What I have said in the past is that liberal Democrats want to bring back the Fairness Doctrine in order to silence conservative voices. That simple, I’ve said. They have no interest in tamping down on liberal bias on the airwaves. It’s only conservatives who are in their crosshairs.
I have also said they’re smart enough not to call it the Fairness Doctrine, which was repealed when Ronald Reagan was president. The Fairness Doctrine pretty much called for equal time on the air: if you put on conservative shows, you need to set aside time for liberal voices.
In A Slobbering Love Affair, in a chapter titled “The Unfairness Doctrine, I wrote that, “If the Fairness Doctrine were resurrected now, any radio station that ran, say, Rush Limbaugh or Sean Hannity or Glenn Beck or Laura Ingraham – or any other big, profitable conservative talk show – would have to make time for liberal shows. These almost certainly would get crummy ratings and bring in lousy revenues. So we can expect, with a new Fairness Doctrine, that stations will jettison a lot of conservative talk shows, especially the smaller ones ….”
So you can see how the very term “Fairness Doctrine” has taken on a stench. And I said they won’t use the word “Fairness” when they try to shut down conservatives. Instead, they’ll talk about the need for “localism,” whereby the federal government would require radio stations around the country to put on local voices if they want their licenses renewed.
According to the Hill, Copps — apparently in an unintended effort to make me look smart — told his audience, the key going forward is “making sure there is media about, and originating from, the local communities a station serves.”
And don’t think for a nanosecond that those local voices will simply be Ms. Smith from the library or Mr. Jones from the sewer department. They’ll mainly be local left-wing political voices.

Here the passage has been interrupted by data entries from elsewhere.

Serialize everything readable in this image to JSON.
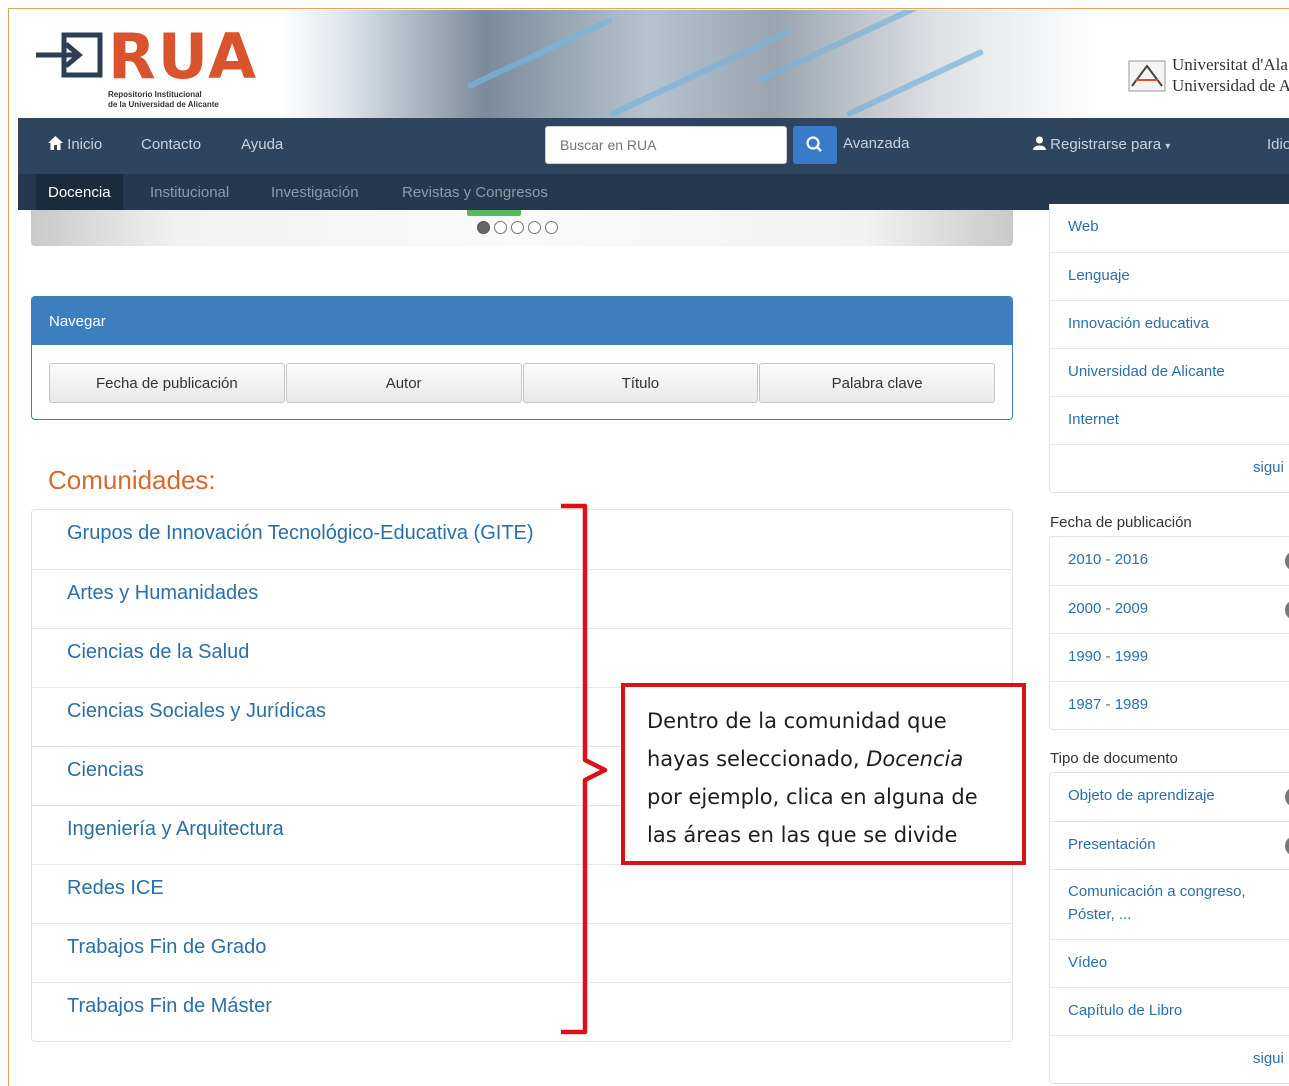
{
  "header": {
    "logo_text": "RUA",
    "logo_subtitle_1": "Repositorio Institucional",
    "logo_subtitle_2": "de la Universidad de Alicante",
    "university_line_1": "Universitat d'Ala",
    "university_line_2": "Universidad de A"
  },
  "navbar": {
    "home_label": "Inicio",
    "contact_label": "Contacto",
    "help_label": "Ayuda",
    "search_placeholder": "Buscar en RUA",
    "advanced_label": "Avanzada",
    "register_label": "Registrarse para",
    "language_label": "Idio"
  },
  "subnav": {
    "items": [
      "Docencia",
      "Institucional",
      "Investigación",
      "Revistas y Congresos"
    ],
    "active": "Docencia"
  },
  "carousel": {
    "dot_count": 5,
    "active_dot": 1
  },
  "browse_panel": {
    "title": "Navegar",
    "buttons": [
      "Fecha de publicación",
      "Autor",
      "Título",
      "Palabra clave"
    ]
  },
  "communities": {
    "title": "Comunidades:",
    "items": [
      "Grupos de Innovación Tecnológico-Educativa (GITE)",
      "Artes y Humanidades",
      "Ciencias de la Salud",
      "Ciencias Sociales y Jurídicas",
      "Ciencias",
      "Ingeniería y Arquitectura",
      "Redes ICE",
      "Trabajos Fin de Grado",
      "Trabajos Fin de Máster"
    ]
  },
  "callout": {
    "text_before": "Dentro de la comunidad que hayas seleccionado, ",
    "emphasis": "Docencia",
    "text_after": " por ejemplo, clica en alguna de las áreas en las que se divide",
    "border_color": "#dd1018"
  },
  "sidebar": {
    "keywords": {
      "items": [
        "Web",
        "Lenguaje",
        "Innovación educativa",
        "Universidad de Alicante",
        "Internet"
      ],
      "more_label": "sigui"
    },
    "date_facet": {
      "title": "Fecha de publicación",
      "items": [
        "2010 - 2016",
        "2000 - 2009",
        "1990 - 1999",
        "1987 - 1989"
      ]
    },
    "type_facet": {
      "title": "Tipo de documento",
      "items": [
        "Objeto de aprendizaje",
        "Presentación",
        "Comunicación a congreso, Póster, ...",
        "Vídeo",
        "Capítulo de Libro"
      ],
      "more_label": "sigui"
    }
  },
  "colors": {
    "navbar": "#2e4560",
    "subnav": "#24384f",
    "panel_header": "#3d7ebf",
    "link": "#2a6fa8",
    "communities_title": "#d9682c",
    "logo": "#d9532c"
  }
}
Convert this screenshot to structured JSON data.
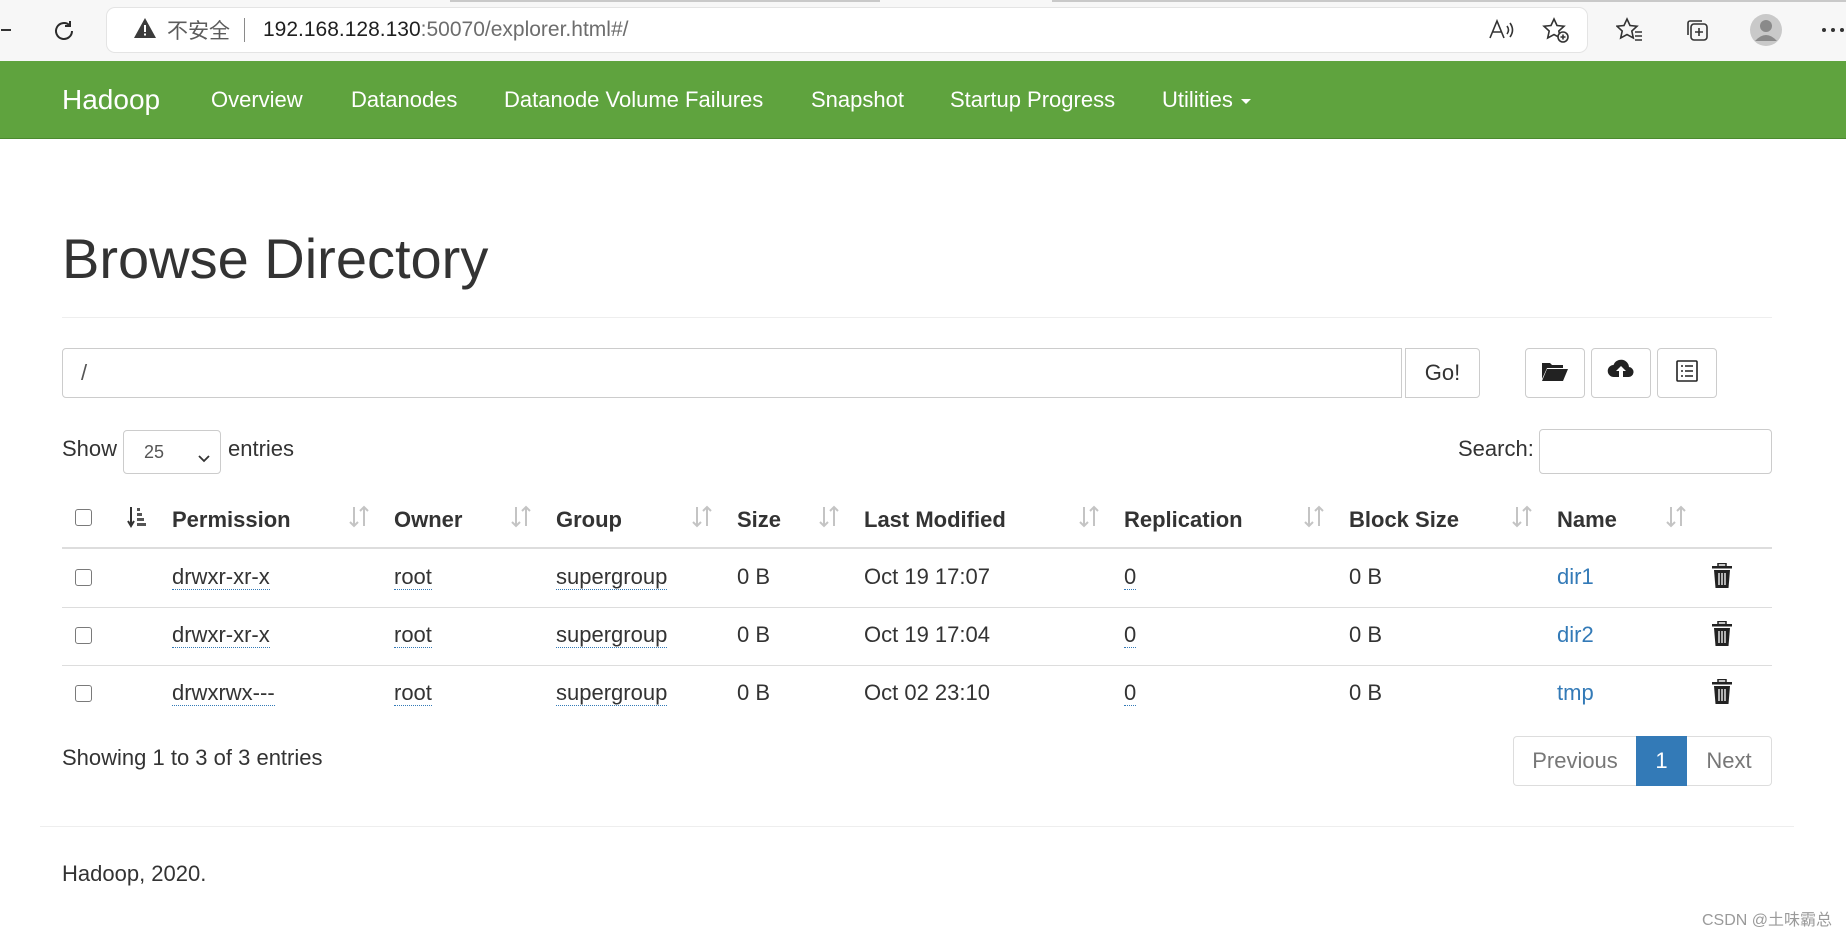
{
  "browser": {
    "security_label": "不安全",
    "url_host": "192.168.128.130",
    "url_rest": ":50070/explorer.html#/"
  },
  "navbar": {
    "brand": "Hadoop",
    "items": [
      "Overview",
      "Datanodes",
      "Datanode Volume Failures",
      "Snapshot",
      "Startup Progress",
      "Utilities"
    ],
    "color": "#5fa33e"
  },
  "page": {
    "title": "Browse Directory",
    "path_value": "/",
    "go_label": "Go!",
    "show_label": "Show",
    "entries_value": "25",
    "entries_label": "entries",
    "search_label": "Search:"
  },
  "table": {
    "headers": [
      "Permission",
      "Owner",
      "Group",
      "Size",
      "Last Modified",
      "Replication",
      "Block Size",
      "Name"
    ],
    "rows": [
      {
        "permission": "drwxr-xr-x",
        "owner": "root",
        "group": "supergroup",
        "size": "0 B",
        "last_modified": "Oct 19 17:07",
        "replication": "0",
        "block_size": "0 B",
        "name": "dir1"
      },
      {
        "permission": "drwxr-xr-x",
        "owner": "root",
        "group": "supergroup",
        "size": "0 B",
        "last_modified": "Oct 19 17:04",
        "replication": "0",
        "block_size": "0 B",
        "name": "dir2"
      },
      {
        "permission": "drwxrwx---",
        "owner": "root",
        "group": "supergroup",
        "size": "0 B",
        "last_modified": "Oct 02 23:10",
        "replication": "0",
        "block_size": "0 B",
        "name": "tmp"
      }
    ]
  },
  "pagination": {
    "info": "Showing 1 to 3 of 3 entries",
    "previous": "Previous",
    "current": "1",
    "next": "Next",
    "active_color": "#337ab7"
  },
  "footer": {
    "text": "Hadoop, 2020.",
    "watermark": "CSDN @土味霸总"
  }
}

Frankly, I don’t care how many left-wingers radio stations put on the air. But when the federal government says you better put them on the air, presumably to balance things out, or lose your license to broadcast and go out of business — that’s when things get dangerous.
In their book about the Fairness Doctrine, A Manifesto for Media Freedom, Brian C. Anderson and Adam Thierer wrote this:
“And make no mistake, liberals want to snuff out this exciting, democratic world of analysis and debate and return to the good old days, when you got up in the morning with the New York Times and had dinner with Dan rather – and basically kept quiet while your elite betters told you what to think.”
They also wrote that if the Fairness Doctrine or something like it under a different name ever came back to life, “The effects would be seismic – nothing less than wiping out most political talk radio.”
Liberals in the U.S. media are hardly in a tizzy over Copps’ scary remarks, but his shot across the bow made its way up to Canada, where a conservative Web site, Canada Free Press, pulled back the curtain to see what the wizard was really up to.
“The only reason that Copps is even discussing this is because of the success of Fox News. … Does anyone actually think that the Democrats would be calling for these measures if MSNBC and not Fox was the top rated cable news network?
And the Canadian paper acknowledged what the New York Times and other liberal news organizations will never admit:
“This isn’t about … what Copps considers the decline of ‘real journalism’ whatever that means but about the liberals lack of success in the new world order of journalism that has given conservatives more of a voice.
“As a liberal Democrat Copps should be front and center in defending free speech but any government intervention in journalism will do exactly the opposite and stifle opinion.”
True enough, but it misses a fundamental point: Too many liberals have forgotten how to be liberal.